Autonomía del Congreso violada

El IDL usurpa representación de las ONG

La corrupción roja  no tiene límites, ha extendido ahora sus tentáculos al Congreso de la República, donde su ONG insignia, el Instituto de Defensa legal (IDL) acaba de hacerse designar “veedor” de la comisión parlamentaria encargada de calificar a los nuevos miembros del Tribunal Constitucional (TC).

Para consumar esa ilegalidad, el ILD ha pasado por encima de la ley (el Reglamento Interno del Legislativo), la cual señala que las comisiones del Congreso son autónomas y, en consecuencia, no están sujetas a supervisión ni veedurías ajenas a su propia institucionalidad.

Esto quiere decir que la única instancia que puede supervisar el quehacer de dichas comisiones es el propio Congreso a través de la Mesa Directiva, la Junta de Portavoces o el Pleno, nadie más.

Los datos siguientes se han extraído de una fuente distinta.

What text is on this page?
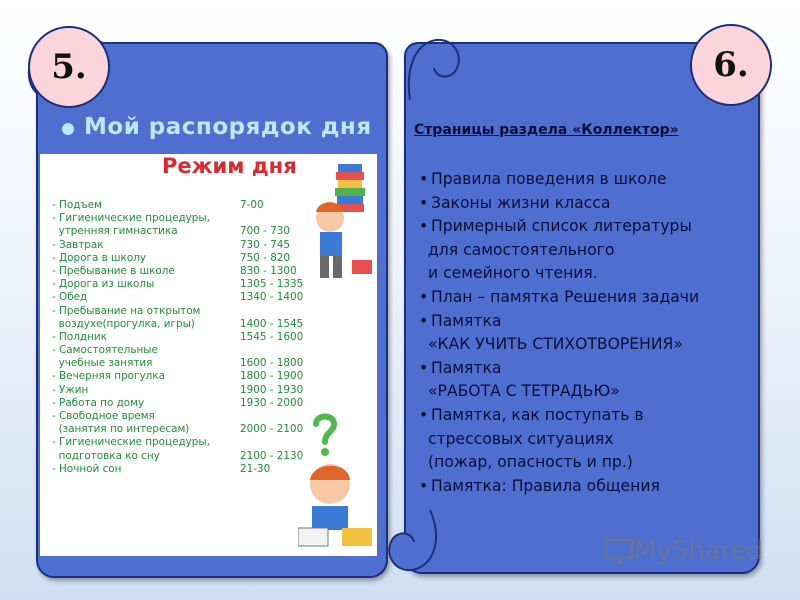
5.	6.
Мой распорядок дня
Режим дня
- Подъем	7-00
- Гигиенические процедуры,
утренняя гимнастика	700 - 730
- Завтрак	730 - 745
- Дорога в школу	750 - 820
- Пребывание в школе	830 - 1300
- Дорога из школы	1305 - 1335
- Обед	1340 - 1400
- Пребывание на открытом
воздухе(прогулка, игры)	1400 - 1545
- Полдник	1545 - 1600
- Самостоятельные
учебные занятия	1600 - 1800
- Вечерняя прогулка	1800 - 1900
- Ужин	1900 - 1930
- Работа по дому	1930 - 2000
- Свободное время
(занятия по интересам)	2000 - 2100
- Гигиенические процедуры,
подготовка ко сну	2100 - 2130
- Ночной сон	21-30
Страницы раздела «Коллектор»
• Правила поведения в школе
• Законы жизни класса
• Примерный список литературы
для самостоятельного
и семейного чтения.
• План – памятка Решения задачи
• Памятка
«КАК УЧИТЬ СТИХОТВОРЕНИЯ»
• Памятка
«РАБОТА С ТЕТРАДЬЮ»
• Памятка, как поступать в
стрессовых ситуациях
(пожар, опасность и пр.)
• Памятка: Правила общения
MyShared
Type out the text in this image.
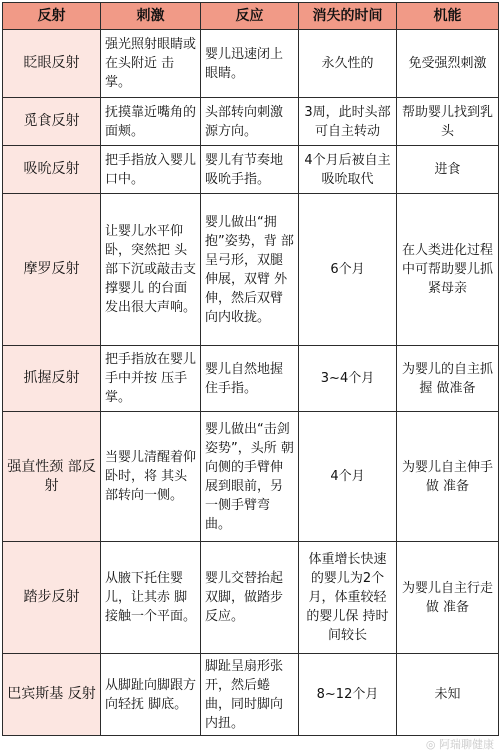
反射	刺激	反应	消失的时间	机能
眨眼反射	强光照射眼睛或在头附近 击掌。	婴儿迅速闭上眼睛。	永久性的	免受强烈刺激
觅食反射	抚摸靠近嘴角的面颊。	头部转向刺激源方向。	3周，此时头部可自主转动	帮助婴儿找到乳头
吸吮反射	把手指放入婴儿口中。	婴儿有节奏地吸吮手指。	4个月后被自主吸吮取代	进食
摩罗反射	让婴儿水平仰卧，突然把 头部下沉或敲击支撑婴儿 的台面发出很大声响。	婴儿做出“拥抱”姿势，背 部呈弓形，双腿伸展，双臂 外伸，然后双臂向内收拢。	6个月	在人类进化过程 中可帮助婴儿抓 紧母亲
抓握反射	把手指放在婴儿手中并按 压手掌。	婴儿自然地握住手指。	3~4个月	为婴儿的自主抓握 做准备
强直性颈 部反射	当婴儿清醒着仰卧时，将 其头部转向一侧。	婴儿做出“击剑姿势”，头所 朝向侧的手臂伸展到眼前，另一侧手臂弯曲。	4个月	为婴儿自主伸手做 准备
踏步反射	从腋下托住婴儿，让其赤 脚接触一个平面。	婴儿交替抬起双脚，做踏步 反应。	体重增长快速的婴儿为2个月，体重较轻的婴儿保 持时间较长	为婴儿自主行走做 准备
巴宾斯基 反射	从脚趾向脚跟方向轻抚 脚底。	脚趾呈扇形张开，然后蜷曲，同时脚向内扭。	8~12个月	未知
◎ 阿瑞聊健康
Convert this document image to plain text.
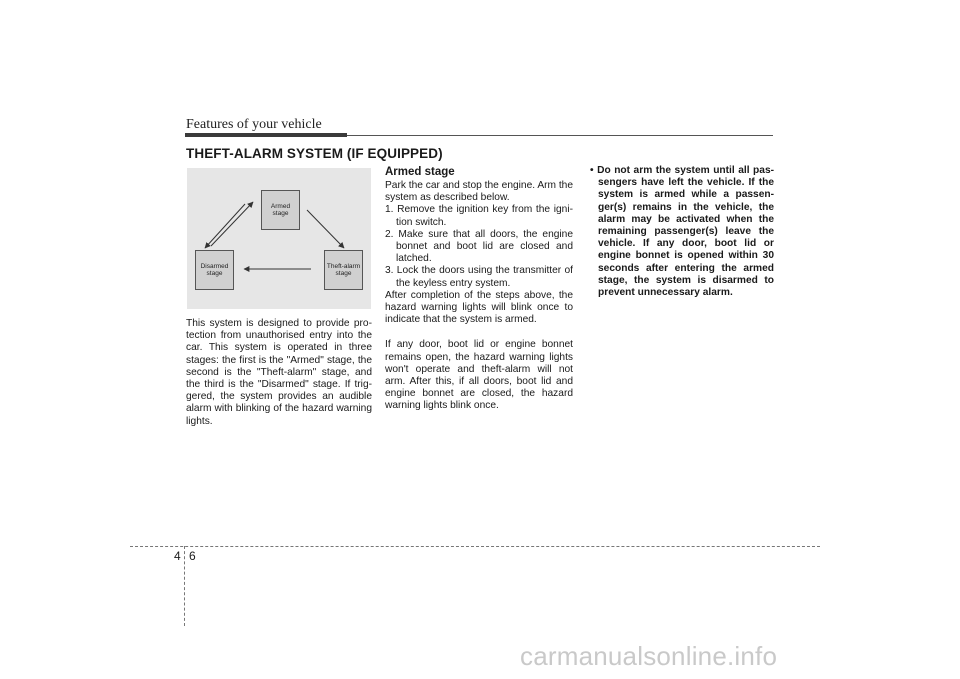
Features of your vehicle
THEFT-ALARM SYSTEM (IF EQUIPPED)
Armed
stage
Disarmed
stage
Theft-alarm
stage
This system is designed to provide pro-tection from unauthorised entry into the car. This system is operated in three stages: the first is the "Armed" stage, the second is the "Theft-alarm" stage, and the third is the "Disarmed" stage. If trig-gered, the system provides an audible alarm with blinking of the hazard warning lights.
Armed stage

Park the car and stop the engine. Arm the system as described below.

1. Remove the ignition key from the igni-tion switch.

2. Make sure that all doors, the engine bonnet and boot lid are closed and latched.

3. Lock the doors using the transmitter of the keyless entry system.

After completion of the steps above, the hazard warning lights will blink once to indicate that the system is armed.

If any door, boot lid or engine bonnet remains open, the hazard warning lights won't operate and theft-alarm will not arm. After this, if all doors, boot lid and engine bonnet are closed, the hazard warning lights blink once.

• Do not arm the system until all pas-sengers have left the vehicle. If the system is armed while a passen-ger(s) remains in the vehicle, the alarm may be activated when the remaining passenger(s) leave the vehicle. If any door, boot lid or engine bonnet is opened within 30 seconds after entering the armed stage, the system is disarmed to prevent unnecessary alarm.

4 6
carmanualsonline.info
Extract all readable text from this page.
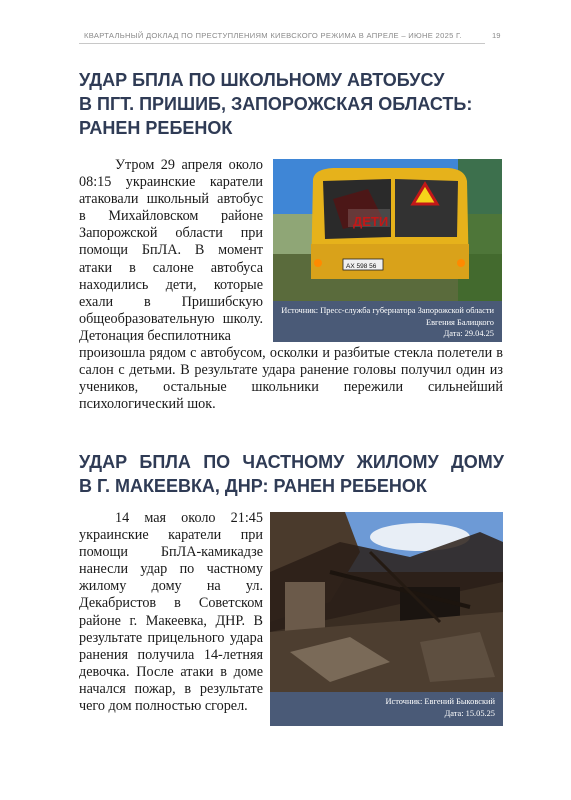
КВАРТАЛЬНЫЙ ДОКЛАД ПО ПРЕСТУПЛЕНИЯМ КИЕВСКОГО РЕЖИМА В АПРЕЛЕ – ИЮНЕ 2025 Г.	19
УДАР БПЛА ПО ШКОЛЬНОМУ АВТОБУСУ
В ПГТ. ПРИШИБ, ЗАПОРОЖСКАЯ ОБЛАСТЬ:
РАНЕН РЕБЕНОК
Утром 29 апреля около 08:15 украинские каратели атаковали школьный автобус в Михайловском районе Запорожской области при помощи БпЛА. В момент атаки в салоне автобуса находились дети, которые ехали в Пришибскую общеобразовательную школу. Детонация беспилотника
ДЕТИ
АХ 598 56
Источник: Пресс-служба губернатора Запорожской области Евгения Балицкого
Дата: 29.04.25
произошла рядом с автобусом, осколки и разбитые стекла полетели в салон с детьми. В результате удара ранение головы получил один из учеников, остальные школьники пережили сильнейший психологический шок.
УДАР БПЛА ПО ЧАСТНОМУ ЖИЛОМУ ДОМУ
В Г. МАКЕЕВКА, ДНР: РАНЕН РЕБЕНОК
14 мая около 21:45 украинские каратели при помощи БпЛА-камикадзе нанесли удар по частному жилому дому на ул. Декабристов в Советском районе г. Макеевка, ДНР. В результате прицельного удара ранения получила 14-летняя девочка. После атаки в доме начался пожар, в результате чего дом полностью сгорел.	Источник: Евгений Быковский
Дата: 15.05.25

Usurpando la representación de las organizaciones no gubernamentales del país, el IDL ha penetrado ahora el Legislativo con la complicidad de los congresistas del Partido Popular Cristiano (PPC) y del partido de Ollanta Humala, con el propósito evidente de influir en la elección de los nuevos miembros del TC sin tener ningún derecho a hacerlo.

El correcto presidente de dicha comisión, el congresista aprista Luis Falla La Madrid, ha sido sorprendido, nunca debió someter a votación la “veeduría” por ser ésta violatoria de la autonomía parlamentaria.

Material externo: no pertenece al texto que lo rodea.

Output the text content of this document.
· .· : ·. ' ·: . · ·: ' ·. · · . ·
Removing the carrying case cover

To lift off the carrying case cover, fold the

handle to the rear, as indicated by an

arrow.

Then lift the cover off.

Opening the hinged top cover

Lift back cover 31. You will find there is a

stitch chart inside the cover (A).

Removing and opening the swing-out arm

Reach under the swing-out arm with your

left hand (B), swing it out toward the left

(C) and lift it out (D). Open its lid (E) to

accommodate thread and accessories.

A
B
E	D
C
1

Si las comisiones legislativas no aceptan ni siquiera la injerencia de otras instancias del Estado en sus labores, menos aún podrían permitir la intromisión de una entidad privada y politizada, como es el caso del IDL.

Pero además, hay un evidente conflicto de intereses que impide la intromisión del IDL, ya que éste no es solo una ONG interesada en temas de administración de justicia, es a la vez un estudio privado de abogados que ha litigado en el Tribunal Constitucional, y está muy ligada a otras ONG que también litigan en esa instancia jurisdiccional.

Permitir que quien ventila casos en el TC intervenga en la calificación de los futuros miembros de ese tribunal es inadmisible, ilegal, injusto y aberrante.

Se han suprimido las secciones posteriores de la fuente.